ExxonMobil, squeezed by the passing of its age
Another thing that surprised many people recently was that ExxonMobil has not only declared itself in favor of a carbon tax but is advocating its position by lobbying other oil giants. Though the initial response of some environmentalists bordered on being giddy, it is well to take a look at the facts.
This is not the first time ExxonMobil has stated a position in favor of a carbon tax. That started in 2009. Stepping up action on the position might be philanthropic but given statements by Rex Tillerson, the company’s CEO, we might easily come to the conclusion that support of a carbon tax came about for more pragmatic reasons.

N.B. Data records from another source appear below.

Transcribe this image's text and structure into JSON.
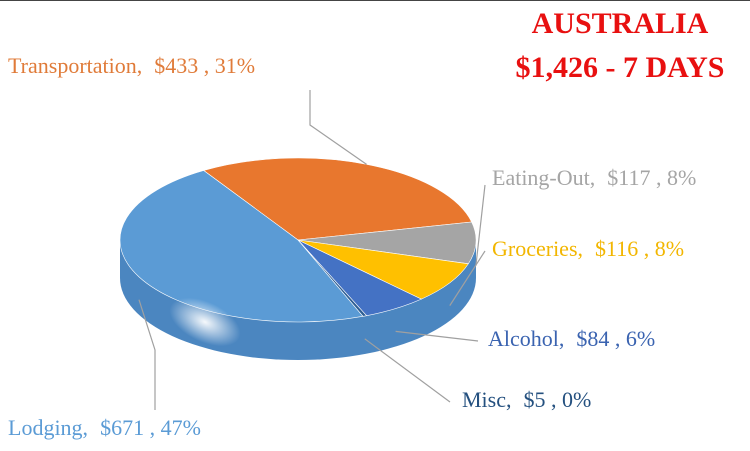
{
  "chart_data": {
    "type": "pie",
    "title": "AUSTRALIA",
    "subtitle": "$1,426  -  7 DAYS",
    "categories": [
      "Transportation,",
      "Eating-Out,",
      "Groceries,",
      "Alcohol,",
      "Misc,",
      "Lodging,"
    ],
    "values": [
      433,
      117,
      116,
      84,
      5,
      671
    ],
    "value_labels": [
      "$433 , 31%",
      "$117 , 8%",
      "$116 , 8%",
      "$84 , 6%",
      "$5 , 0%",
      "$671 , 47%"
    ],
    "colors": [
      "#e8772e",
      "#a5a5a5",
      "#ffc000",
      "#4472c4",
      "#2f5f94",
      "#5b9bd5"
    ],
    "label_colors": [
      "#e07b39",
      "#a5a5a5",
      "#f2b600",
      "#3a63b0",
      "#24507f",
      "#5b9bd5"
    ]
  }
}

Tillerson proclaimed at this year’s stockholder meeting that the company would not have any stranded assets. Given that Citigroup has taken the position that the fossil fuel industry would lose about $100 trillion in stranded assets, an amount about five times the United States’ national debt, or about 1.3 times the gross world product, this came as a surprise. ExxonMobil, however, has told its stockholders that it is taking the baselines provided by the Energy Information Administration (which historically has been grossly wrong, 100% of the time) as a predictive tool.
We might also note that ExxonMobil is being brought to court by the attorneys general of a number of states over allegations that they discovered climate change was happening over forty years ago, then systematically tried to persuade people it was not happening while they prepared to be ready to drill in the best spots in the Arctic when the permafrost melted. The combination produces an appearance of ongoing fraud.
ExxonMobil clearly wants to distance itself from misdeeds that may have been committed thirty or forty years ago and wants to point to a more truthful present. It also would doubtless like to be able to take an active part in determining how a carbon tax is formulated. Perhaps, like Entergy, the company will begin to experiment with solar and wind power.
One way or the other, we look forward, without anticipation of any outflow of goodness, to seeing how the oil industry in general reacts to any possible carbon tax.
The age of centralized, fossilized power is rapidly drawing to an end, and that of decentralized, renewable power is emerging. Considering the damage done by fossil fuels to our health, our finances, and our environment, the change is coming none too soon.